0 / 0
ELT materialization policies in DataStage

ELT materialization policies in DataStage

Materialization policies define the number and types of database artifacts (views or tables) that are created for intermediate data when you run a DataStage flow in ELT mode. The policy selected impacts execution performance and intermediate data volume. Execution in ELT mode uses DBT, so ELT materialization policies overlap with DBT materializations. Configure settings in your flow's output connector to define target dataset materialization. When a target dataset gets recreated with table action = replace, it is materialized as a default DBT materialization table, while table action = append uses a custom DBT materialization that implements various write modes supported by DataStage, including insert, update, delete, and more.

Generate nested SQL

Generate nested SQL is the default materialization policy. When selected, the flow builds separate single SQL statements for each output table. Each statement contains nested SQL statements for all upstream nodes of the output table. This approach delegates all optimization work to a database engine.
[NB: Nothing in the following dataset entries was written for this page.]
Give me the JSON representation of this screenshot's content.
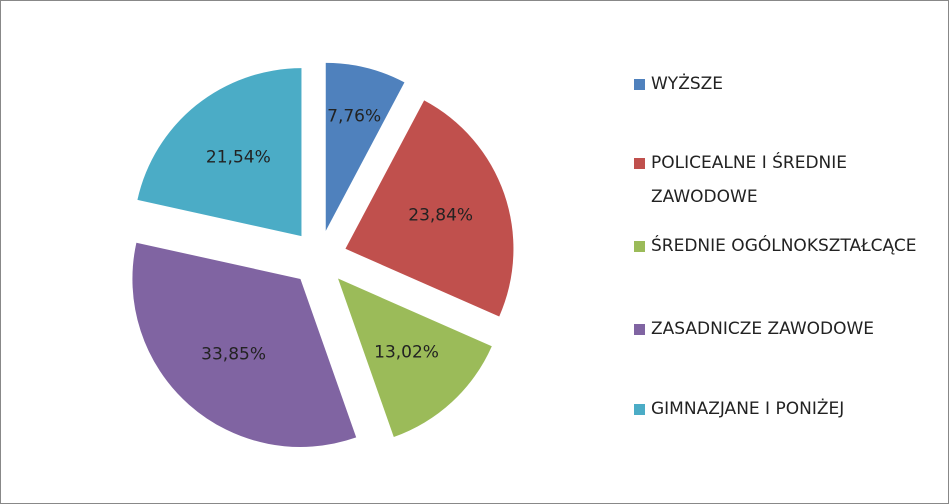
{
  "chart_data": {
    "type": "pie",
    "categories": [
      "WYŻSZE",
      "POLICEALNE I ŚREDNIE ZAWODOWE",
      "ŚREDNIE OGÓLNOKSZTAŁCĄCE",
      "ZASADNICZE ZAWODOWE",
      "GIMNAZJANE I PONIŻEJ"
    ],
    "values": [
      7.76,
      23.84,
      13.02,
      33.85,
      21.54
    ],
    "value_labels": [
      "7,76%",
      "23,84%",
      "13,02%",
      "33,85%",
      "21,54%"
    ],
    "colors": [
      "#4f81bd",
      "#c0504d",
      "#9bbb59",
      "#8064a2",
      "#4bacc6"
    ],
    "legend": "right"
  }
}
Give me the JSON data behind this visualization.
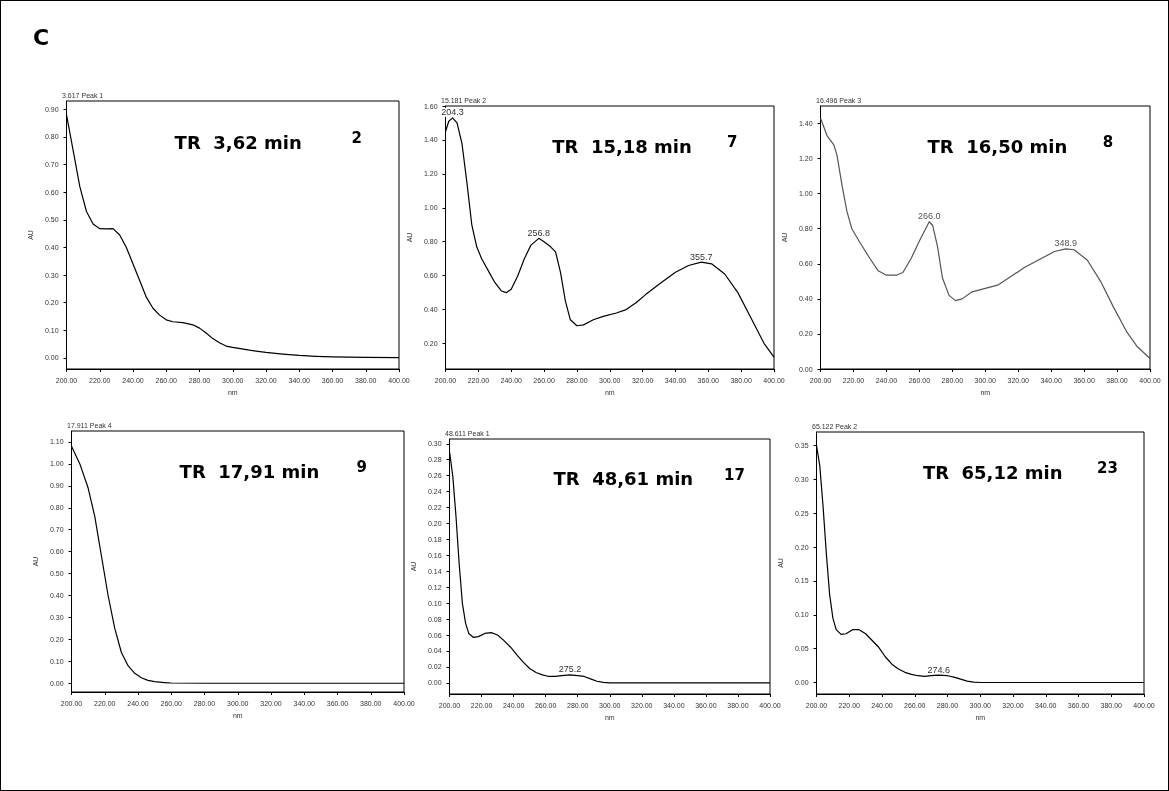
{
  "chart_data": [
    {
      "type": "line",
      "title": "3.617 Peak 1",
      "xlabel": "nm",
      "ylabel": "AU",
      "marker": "none",
      "annotations": [
        "TR  3,62 min",
        "2",
        "C"
      ],
      "x": [
        200,
        204,
        208,
        212,
        216,
        220,
        224,
        228,
        232,
        236,
        240,
        244,
        248,
        252,
        256,
        260,
        264,
        270,
        276,
        280,
        284,
        288,
        292,
        296,
        300,
        310,
        320,
        330,
        340,
        350,
        360,
        380,
        400
      ],
      "series": [
        {
          "color": "#000000",
          "values": [
            0.88,
            0.75,
            0.62,
            0.53,
            0.485,
            0.468,
            0.467,
            0.468,
            0.445,
            0.4,
            0.34,
            0.28,
            0.22,
            0.18,
            0.155,
            0.138,
            0.131,
            0.128,
            0.12,
            0.108,
            0.09,
            0.07,
            0.055,
            0.043,
            0.038,
            0.028,
            0.02,
            0.014,
            0.009,
            0.006,
            0.004,
            0.002,
            0.001
          ]
        }
      ],
      "xlim": [
        200,
        400
      ],
      "ylim": [
        -0.04,
        0.93
      ],
      "xticks": [
        {
          "value": 200,
          "label": "200.00"
        },
        {
          "value": 220,
          "label": "220.00"
        },
        {
          "value": 240,
          "label": "240.00"
        },
        {
          "value": 260,
          "label": "260.00"
        },
        {
          "value": 280,
          "label": "280.00"
        },
        {
          "value": 300,
          "label": "300.00"
        },
        {
          "value": 320,
          "label": "320.00"
        },
        {
          "value": 340,
          "label": "340.00"
        },
        {
          "value": 360,
          "label": "360.00"
        },
        {
          "value": 380,
          "label": "380.00"
        },
        {
          "value": 400,
          "label": "400.00"
        }
      ],
      "yticks": [
        {
          "value": 0,
          "label": "0.00"
        },
        {
          "value": 0.1,
          "label": "0.10"
        },
        {
          "value": 0.2,
          "label": "0.20"
        },
        {
          "value": 0.3,
          "label": "0.30"
        },
        {
          "value": 0.4,
          "label": "0.40"
        },
        {
          "value": 0.5,
          "label": "0.50"
        },
        {
          "value": 0.6,
          "label": "0.60"
        },
        {
          "value": 0.7,
          "label": "0.70"
        },
        {
          "value": 0.8,
          "label": "0.80"
        },
        {
          "value": 0.9,
          "label": "0.90"
        }
      ]
    },
    {
      "type": "line",
      "title": "15.181 Peak 2",
      "xlabel": "nm",
      "ylabel": "AU",
      "marker": "none",
      "annotations": [
        "TR  15,18 min",
        "7",
        {
          "text": "204.3",
          "x": 204.3,
          "y": 1.53
        },
        {
          "text": "256.8",
          "x": 256.8,
          "y": 0.82
        },
        {
          "text": "355.7",
          "x": 355.7,
          "y": 0.68
        }
      ],
      "x": [
        200,
        202,
        204.3,
        207,
        210,
        213,
        216,
        219,
        222,
        226,
        230,
        234,
        237,
        240,
        244,
        248,
        252,
        256.8,
        260,
        264,
        267,
        270,
        273,
        276,
        280,
        284,
        290,
        296,
        304,
        310,
        316,
        322,
        330,
        340,
        348,
        355.7,
        362,
        370,
        378,
        386,
        394,
        400
      ],
      "series": [
        {
          "color": "#000000",
          "values": [
            1.45,
            1.51,
            1.53,
            1.5,
            1.38,
            1.15,
            0.9,
            0.77,
            0.7,
            0.63,
            0.56,
            0.51,
            0.5,
            0.52,
            0.6,
            0.7,
            0.78,
            0.82,
            0.8,
            0.77,
            0.74,
            0.62,
            0.45,
            0.34,
            0.305,
            0.31,
            0.34,
            0.36,
            0.38,
            0.4,
            0.44,
            0.49,
            0.55,
            0.62,
            0.66,
            0.68,
            0.67,
            0.61,
            0.5,
            0.35,
            0.2,
            0.12
          ]
        }
      ],
      "xlim": [
        200,
        400
      ],
      "ylim": [
        0.05,
        1.6
      ],
      "xticks": [
        {
          "value": 200,
          "label": "200.00"
        },
        {
          "value": 220,
          "label": "220.00"
        },
        {
          "value": 240,
          "label": "240.00"
        },
        {
          "value": 260,
          "label": "260.00"
        },
        {
          "value": 280,
          "label": "280.00"
        },
        {
          "value": 300,
          "label": "300.00"
        },
        {
          "value": 320,
          "label": "320.00"
        },
        {
          "value": 340,
          "label": "340.00"
        },
        {
          "value": 360,
          "label": "360.00"
        },
        {
          "value": 380,
          "label": "380.00"
        },
        {
          "value": 400,
          "label": "400.00"
        }
      ],
      "yticks": [
        {
          "value": 0.2,
          "label": "0.20"
        },
        {
          "value": 0.4,
          "label": "0.40"
        },
        {
          "value": 0.6,
          "label": "0.60"
        },
        {
          "value": 0.8,
          "label": "0.80"
        },
        {
          "value": 1.0,
          "label": "1.00"
        },
        {
          "value": 1.2,
          "label": "1.20"
        },
        {
          "value": 1.4,
          "label": "1.40"
        },
        {
          "value": 1.6,
          "label": "1.60"
        }
      ]
    },
    {
      "type": "line",
      "title": "16.496 Peak 3",
      "xlabel": "nm",
      "ylabel": "AU",
      "marker": "none",
      "annotations": [
        "TR  16,50 min",
        "8",
        {
          "text": "266.0",
          "x": 266,
          "y": 0.84
        },
        {
          "text": "348.9",
          "x": 348.9,
          "y": 0.685
        }
      ],
      "x": [
        200,
        202,
        204,
        208,
        210,
        213,
        216,
        219,
        224,
        230,
        235,
        240,
        246,
        250,
        255,
        260,
        266,
        268,
        271,
        274,
        278,
        282,
        286,
        292,
        300,
        308,
        316,
        324,
        334,
        342,
        348.9,
        354,
        362,
        370,
        378,
        386,
        392,
        400
      ],
      "series": [
        {
          "color": "#555555",
          "values": [
            1.43,
            1.38,
            1.33,
            1.28,
            1.22,
            1.05,
            0.9,
            0.8,
            0.72,
            0.63,
            0.56,
            0.535,
            0.535,
            0.55,
            0.63,
            0.73,
            0.84,
            0.82,
            0.7,
            0.52,
            0.42,
            0.39,
            0.4,
            0.44,
            0.46,
            0.48,
            0.53,
            0.58,
            0.63,
            0.67,
            0.685,
            0.68,
            0.62,
            0.5,
            0.35,
            0.21,
            0.13,
            0.06
          ]
        }
      ],
      "xlim": [
        200,
        400
      ],
      "ylim": [
        0,
        1.5
      ],
      "xticks": [
        {
          "value": 200,
          "label": "200.00"
        },
        {
          "value": 220,
          "label": "220.00"
        },
        {
          "value": 240,
          "label": "240.00"
        },
        {
          "value": 260,
          "label": "260.00"
        },
        {
          "value": 280,
          "label": "280.00"
        },
        {
          "value": 300,
          "label": "300.00"
        },
        {
          "value": 320,
          "label": "320.00"
        },
        {
          "value": 340,
          "label": "340.00"
        },
        {
          "value": 360,
          "label": "360.00"
        },
        {
          "value": 380,
          "label": "380.00"
        },
        {
          "value": 400,
          "label": "400.00"
        }
      ],
      "yticks": [
        {
          "value": 0,
          "label": "0.00"
        },
        {
          "value": 0.2,
          "label": "0.20"
        },
        {
          "value": 0.4,
          "label": "0.40"
        },
        {
          "value": 0.6,
          "label": "0.60"
        },
        {
          "value": 0.8,
          "label": "0.80"
        },
        {
          "value": 1.0,
          "label": "1.00"
        },
        {
          "value": 1.2,
          "label": "1.20"
        },
        {
          "value": 1.4,
          "label": "1.40"
        }
      ]
    },
    {
      "type": "line",
      "title": "17.911 Peak 4",
      "xlabel": "nm",
      "ylabel": "AU",
      "marker": "none",
      "annotations": [
        "TR  17,91 min",
        "9"
      ],
      "x": [
        200,
        205,
        210,
        214,
        218,
        222,
        226,
        230,
        234,
        238,
        242,
        246,
        250,
        256,
        260,
        280,
        300,
        320,
        360,
        400
      ],
      "series": [
        {
          "color": "#000000",
          "values": [
            1.08,
            1.0,
            0.89,
            0.76,
            0.58,
            0.4,
            0.25,
            0.14,
            0.08,
            0.045,
            0.025,
            0.013,
            0.007,
            0.003,
            0.001,
            0,
            0,
            0,
            0,
            0
          ]
        }
      ],
      "xlim": [
        200,
        400
      ],
      "ylim": [
        -0.04,
        1.15
      ],
      "xticks": [
        {
          "value": 200,
          "label": "200.00"
        },
        {
          "value": 220,
          "label": "220.00"
        },
        {
          "value": 240,
          "label": "240.00"
        },
        {
          "value": 260,
          "label": "260.00"
        },
        {
          "value": 280,
          "label": "280.00"
        },
        {
          "value": 300,
          "label": "300.00"
        },
        {
          "value": 320,
          "label": "320.00"
        },
        {
          "value": 340,
          "label": "340.00"
        },
        {
          "value": 360,
          "label": "360.00"
        },
        {
          "value": 380,
          "label": "380.00"
        },
        {
          "value": 400,
          "label": "400.00"
        }
      ],
      "yticks": [
        {
          "value": 0,
          "label": "0.00"
        },
        {
          "value": 0.1,
          "label": "0.10"
        },
        {
          "value": 0.2,
          "label": "0.20"
        },
        {
          "value": 0.3,
          "label": "0.30"
        },
        {
          "value": 0.4,
          "label": "0.40"
        },
        {
          "value": 0.5,
          "label": "0.50"
        },
        {
          "value": 0.6,
          "label": "0.60"
        },
        {
          "value": 0.7,
          "label": "0.70"
        },
        {
          "value": 0.8,
          "label": "0.80"
        },
        {
          "value": 0.9,
          "label": "0.90"
        },
        {
          "value": 1.0,
          "label": "1.00"
        },
        {
          "value": 1.1,
          "label": "1.10"
        }
      ]
    },
    {
      "type": "line",
      "title": "48.611 Peak 1",
      "xlabel": "nm",
      "ylabel": "AU",
      "marker": "none",
      "annotations": [
        "TR  48,61 min",
        "17",
        {
          "text": "275.2",
          "x": 275.2,
          "y": 0.01
        }
      ],
      "x": [
        200,
        202,
        204,
        206,
        208,
        210,
        212,
        215,
        218,
        222,
        226,
        230,
        234,
        238,
        242,
        246,
        250,
        254,
        258,
        262,
        266,
        270,
        275.2,
        280,
        284,
        288,
        292,
        296,
        300,
        340,
        400
      ],
      "series": [
        {
          "color": "#000000",
          "values": [
            0.29,
            0.26,
            0.21,
            0.15,
            0.1,
            0.075,
            0.062,
            0.057,
            0.058,
            0.062,
            0.063,
            0.06,
            0.053,
            0.045,
            0.035,
            0.026,
            0.018,
            0.013,
            0.01,
            0.008,
            0.008,
            0.009,
            0.01,
            0.009,
            0.008,
            0.005,
            0.002,
            0.0005,
            0,
            0,
            0
          ]
        }
      ],
      "xlim": [
        200,
        400
      ],
      "ylim": [
        -0.014,
        0.306
      ],
      "xticks": [
        {
          "value": 200,
          "label": "200.00"
        },
        {
          "value": 220,
          "label": "220.00"
        },
        {
          "value": 240,
          "label": "240.00"
        },
        {
          "value": 260,
          "label": "260.00"
        },
        {
          "value": 280,
          "label": "280.00"
        },
        {
          "value": 300,
          "label": "300.00"
        },
        {
          "value": 320,
          "label": "320.00"
        },
        {
          "value": 340,
          "label": "340.00"
        },
        {
          "value": 360,
          "label": "360.00"
        },
        {
          "value": 380,
          "label": "380.00"
        },
        {
          "value": 400,
          "label": "400.00"
        }
      ],
      "yticks": [
        {
          "value": 0,
          "label": "0.00"
        },
        {
          "value": 0.02,
          "label": "0.02"
        },
        {
          "value": 0.04,
          "label": "0.04"
        },
        {
          "value": 0.06,
          "label": "0.06"
        },
        {
          "value": 0.08,
          "label": "0.08"
        },
        {
          "value": 0.1,
          "label": "0.10"
        },
        {
          "value": 0.12,
          "label": "0.12"
        },
        {
          "value": 0.14,
          "label": "0.14"
        },
        {
          "value": 0.16,
          "label": "0.16"
        },
        {
          "value": 0.18,
          "label": "0.18"
        },
        {
          "value": 0.2,
          "label": "0.20"
        },
        {
          "value": 0.22,
          "label": "0.22"
        },
        {
          "value": 0.24,
          "label": "0.24"
        },
        {
          "value": 0.26,
          "label": "0.26"
        },
        {
          "value": 0.28,
          "label": "0.28"
        },
        {
          "value": 0.3,
          "label": "0.30"
        }
      ]
    },
    {
      "type": "line",
      "title": "65.122 Peak 2",
      "xlabel": "nm",
      "ylabel": "AU",
      "marker": "none",
      "annotations": [
        "TR  65,12 min",
        "23",
        {
          "text": "274.6",
          "x": 274.6,
          "y": 0.011
        }
      ],
      "x": [
        200,
        202,
        204,
        206,
        208,
        210,
        212,
        215,
        218,
        222,
        226,
        230,
        234,
        238,
        242,
        246,
        250,
        254,
        258,
        262,
        266,
        270,
        274.6,
        280,
        284,
        288,
        292,
        296,
        300,
        340,
        400
      ],
      "series": [
        {
          "color": "#000000",
          "values": [
            0.35,
            0.32,
            0.26,
            0.19,
            0.13,
            0.095,
            0.078,
            0.071,
            0.072,
            0.078,
            0.078,
            0.072,
            0.062,
            0.052,
            0.038,
            0.027,
            0.02,
            0.015,
            0.012,
            0.01,
            0.009,
            0.01,
            0.011,
            0.01,
            0.008,
            0.005,
            0.002,
            0.0005,
            0,
            0,
            0
          ]
        }
      ],
      "xlim": [
        200,
        400
      ],
      "ylim": [
        -0.017,
        0.37
      ],
      "xticks": [
        {
          "value": 200,
          "label": "200.00"
        },
        {
          "value": 220,
          "label": "220.00"
        },
        {
          "value": 240,
          "label": "240.00"
        },
        {
          "value": 260,
          "label": "260.00"
        },
        {
          "value": 280,
          "label": "280.00"
        },
        {
          "value": 300,
          "label": "300.00"
        },
        {
          "value": 320,
          "label": "320.00"
        },
        {
          "value": 340,
          "label": "340.00"
        },
        {
          "value": 360,
          "label": "360.00"
        },
        {
          "value": 380,
          "label": "380.00"
        },
        {
          "value": 400,
          "label": "400.00"
        }
      ],
      "yticks": [
        {
          "value": 0,
          "label": "0.00"
        },
        {
          "value": 0.05,
          "label": "0.05"
        },
        {
          "value": 0.1,
          "label": "0.10"
        },
        {
          "value": 0.15,
          "label": "0.15"
        },
        {
          "value": 0.2,
          "label": "0.20"
        },
        {
          "value": 0.25,
          "label": "0.25"
        },
        {
          "value": 0.3,
          "label": "0.30"
        },
        {
          "value": 0.35,
          "label": "0.35"
        }
      ]
    }
  ]
}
The Nested Query materialization policy typically avoids creating any intermediate database artifacts. This simplifies cleanup and avoids leftovers after execution in case of failure. If an input connector uses a custom SQL statement, then nesting is not possible, because the relational algebra model cannot be built. In this case, you must select a policy that generates intermediate views, or the intermediate data is not materialized.

In some cases, flows will have slower performance with this policy. In a flow with multiple output connectors that share a large number of the same upstream stages, the SQL statements generated for each of the output connectors will contain the same logic, which will be executed multiple times by the database. To avoid this repetitive execution, the Advanced policy is recommended.

Advanced

The Advanced materialization policy creates a single SQL statement for a set of connected nodes that change data cardinality, or cardinality changers, in order to avoid repetitive computations when building output data. The following image shows how these nodes get combined:
Figure 1. Advanced materializion example
An example showing how a set of connected nodes gets combined to avoid repeating computation.
The stages defined as cardinality changers are grouped into a single database artifact. The SQL statement for that artifact includes the statements for the cardinality changers and their upstream stages. Other stages in the flow use simple SELECT statements and are not grouped.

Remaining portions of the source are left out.